Glycogen Synthase Kinase 3β Inhibitor Scaffolds for PET Radiotracer Development

Objectives Glycogen Synthase Kinase-3β (GSK3β) dysregulation is implicated in prevalent neurodegenerative diseases, which feature neurological changes prior to the onset of clinical symptoms. As such, treatment success in GSK3β-mediated diseases using GSK3β inhibitors is predicated on early detection of enzyme dysregulation. This, in turn, necessitates the development of GSK3β-specific probes that can identify these subclinical changes. Two tracers, [¹¹C]PyrATP-1 and [¹¹C]AR-A014418, were previously evaluated for this purpose by our group (Nucl. Med. Biol. 2014) and the Vasdev group (Bioorg. Med. Chem. Lett. 2005), respectively, but neither crossed the blood brain barrier in vivo. Reflecting this, we have an agressive program to develop a PET radiotracer for GSK3β that is urgently evaluating 3 new scaffolds: [¹¹C]SB-216763 (arylindolemaleimide 1), [¹⁸F]4FPB (halomethylketone 2), and [¹⁸F]VP1.15 (iminothiadiazole 3).

Methods Precursors were synthesized in house and radiolabeled with [¹⁸F]KF or [¹¹C]MeI using standard automated synthesis modules. Preclinical evaluation was conducted using autoradiography and/or microPET imaging (rodent and/or non-human primate).

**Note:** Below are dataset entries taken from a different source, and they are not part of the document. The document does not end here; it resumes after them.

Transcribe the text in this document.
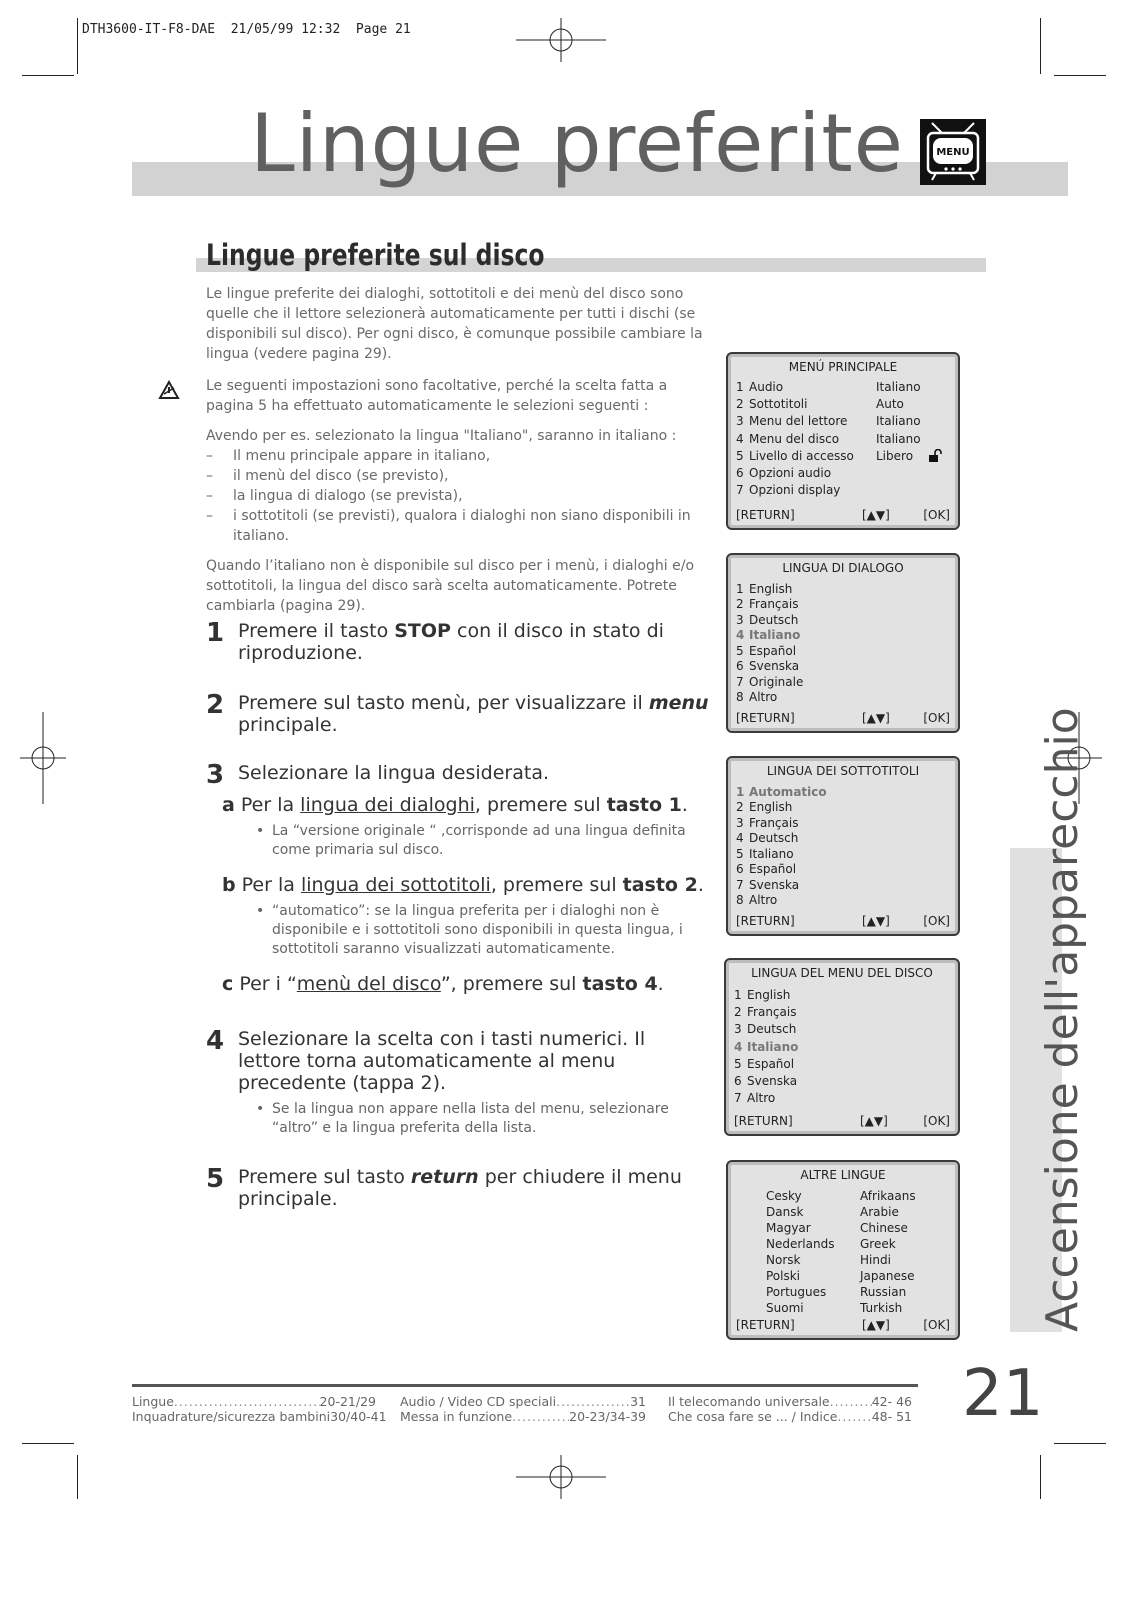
DTH3600-IT-F8-DAE  21/05/99 12:32  Page 21
Lingue preferite	MENU
Lingue preferite sul disco

Le lingue preferite dei dialoghi, sottotitoli e dei menù del disco sono quelle che il lettore selezionerà automaticamente per tutti i dischi (se disponibili sul disco). Per ogni disco, è comunque possibile cambiare la lingua (vedere pagina 29).

Le seguenti impostazioni sono facoltative, perché la scelta fatta a pagina 5 ha effettuato automaticamente le selezioni seguenti :

Avendo per es. selezionato la lingua "Italiano", saranno in italiano :
– Il menu principale appare in italiano,
– il menù del disco (se previsto),
– la lingua di dialogo (se prevista),
– i sottotitoli (se previsti), qualora i dialoghi non siano disponibili in italiano.

Quando l’italiano non è disponibile sul disco per i menù, i dialoghi e/o sottotitoli, la lingua del disco sarà scelta automaticamente. Potrete cambiarla (pagina 29).

1 Premere il tasto STOP con il disco in stato di riproduzione.
2 Premere sul tasto menù, per visualizzare il menu principale.
3 Selezionare la lingua desiderata.
a Per la lingua dei dialoghi, premere sul tasto 1.
• La “versione originale “ ,corrisponde ad una lingua definita come primaria sul disco.
b Per la lingua dei sottotitoli, premere sul tasto 2.
• “automatico”: se la lingua preferita per i dialoghi non è disponibile e i sottotitoli sono disponibili in questa lingua, i sottotitoli saranno visualizzati automaticamente.
c Per i “menù del disco”, premere sul tasto 4.
4 Selezionare la scelta con i tasti numerici. Il lettore torna automaticamente al menu precedente (tappa 2).
• Se la lingua non appare nella lista del menu, selezionare “altro” e la lingua preferita della lista.
5 Premere sul tasto return per chiudere il menu principale.
MENÚ PRINCIPALE
1 Audio	Italiano
2 Sottotitoli	Auto
3 Menu del lettore	Italiano
4 Menu del disco	Italiano
5 Livello di accesso	Libero
6 Opzioni audio
7 Opzioni display
[RETURN]	[▲▼]	[OK]
LINGUA DI DIALOGO
1 English
2 Français
3 Deutsch
4 Italiano
5 Español
6 Svenska
7 Originale
8 Altro
[RETURN]	[▲▼]	[OK]
LINGUA DEI SOTTOTITOLI
1 Automatico
2 English
3 Français
4 Deutsch
5 Italiano
6 Español
7 Svenska
8 Altro
[RETURN]	[▲▼]	[OK]
LINGUA DEL MENU DEL DISCO
1 English
2 Français
3 Deutsch
4 Italiano
5 Español
6 Svenska
7 Altro
[RETURN]	[▲▼]	[OK]
ALTRE LINGUE
Cesky	Afrikaans
Dansk	Arabie
Magyar	Chinese
Nederlands	Greek
Norsk	Hindi
Polski	Japanese
Portugues	Russian
Suomi	Turkish
[RETURN]	[▲▼]	[OK] Accensione dell'apparecchio
Lingue .....	20-21/29
Inquadrature/sicurezza bambini 30/40-41
Audio / Video CD speciali .....	31
Messa in funzione .....	20-23/34-39
Il telecomando universale .....	42- 46
Che cosa fare se ... / Indice .....	48- 51 21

Results [¹¹C]SB-216763 (1) was synthesized in 1% RCY, and microPET imaging in rodents and non-human primates displayed good uptake in areas of the brain rich in GSK3β (SUV = 2-2.5). 4-Pinacolboraneacetophenone was fluorinated using Gouverneur's procedure (ACIE, 2014) to obtain 4-¹⁸F-acetophenone in 48% RCY, which was subsequently brominated to obtain [¹⁸F]4FPB (2) in good yield. Autoradiography / microPET experiments are in progress for this new radiotracer. Attempts to prepare VP1.15 (3) from diphenylphosphoryl and 4-nitrophenyl precursors are ongoing.

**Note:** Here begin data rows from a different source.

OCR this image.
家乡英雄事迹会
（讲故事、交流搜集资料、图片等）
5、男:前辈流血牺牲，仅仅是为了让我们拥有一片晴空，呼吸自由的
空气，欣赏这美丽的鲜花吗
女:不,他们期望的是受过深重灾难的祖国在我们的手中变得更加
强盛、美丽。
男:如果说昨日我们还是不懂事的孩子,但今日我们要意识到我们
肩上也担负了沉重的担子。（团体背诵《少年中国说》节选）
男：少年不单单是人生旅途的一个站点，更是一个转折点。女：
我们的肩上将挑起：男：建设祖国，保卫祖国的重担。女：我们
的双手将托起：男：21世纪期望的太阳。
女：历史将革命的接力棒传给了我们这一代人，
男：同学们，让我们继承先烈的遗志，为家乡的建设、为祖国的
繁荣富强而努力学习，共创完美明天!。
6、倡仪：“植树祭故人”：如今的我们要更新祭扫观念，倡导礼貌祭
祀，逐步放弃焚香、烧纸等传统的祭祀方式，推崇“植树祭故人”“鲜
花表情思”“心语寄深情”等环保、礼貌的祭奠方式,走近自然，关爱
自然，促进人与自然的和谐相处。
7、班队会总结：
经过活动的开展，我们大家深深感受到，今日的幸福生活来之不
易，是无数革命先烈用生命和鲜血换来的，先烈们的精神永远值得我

Conclusions New GSK3β inihibitor scaffolds have been radiolabeled using ¹¹C or ¹⁸F. Initial pre-clinical evaluation using autoradiography and microPET has revealed promising imaging properties, and tracers are currently being optimized and considered for translation into clinical imaging studies.

Research Support Financial support of this research by the US DOE/NIBIB (DE-SC0012484), NIH (T32-EB005172) and Alzheimer’s Association (NIRP-14-305669) is gratefully acknowledged.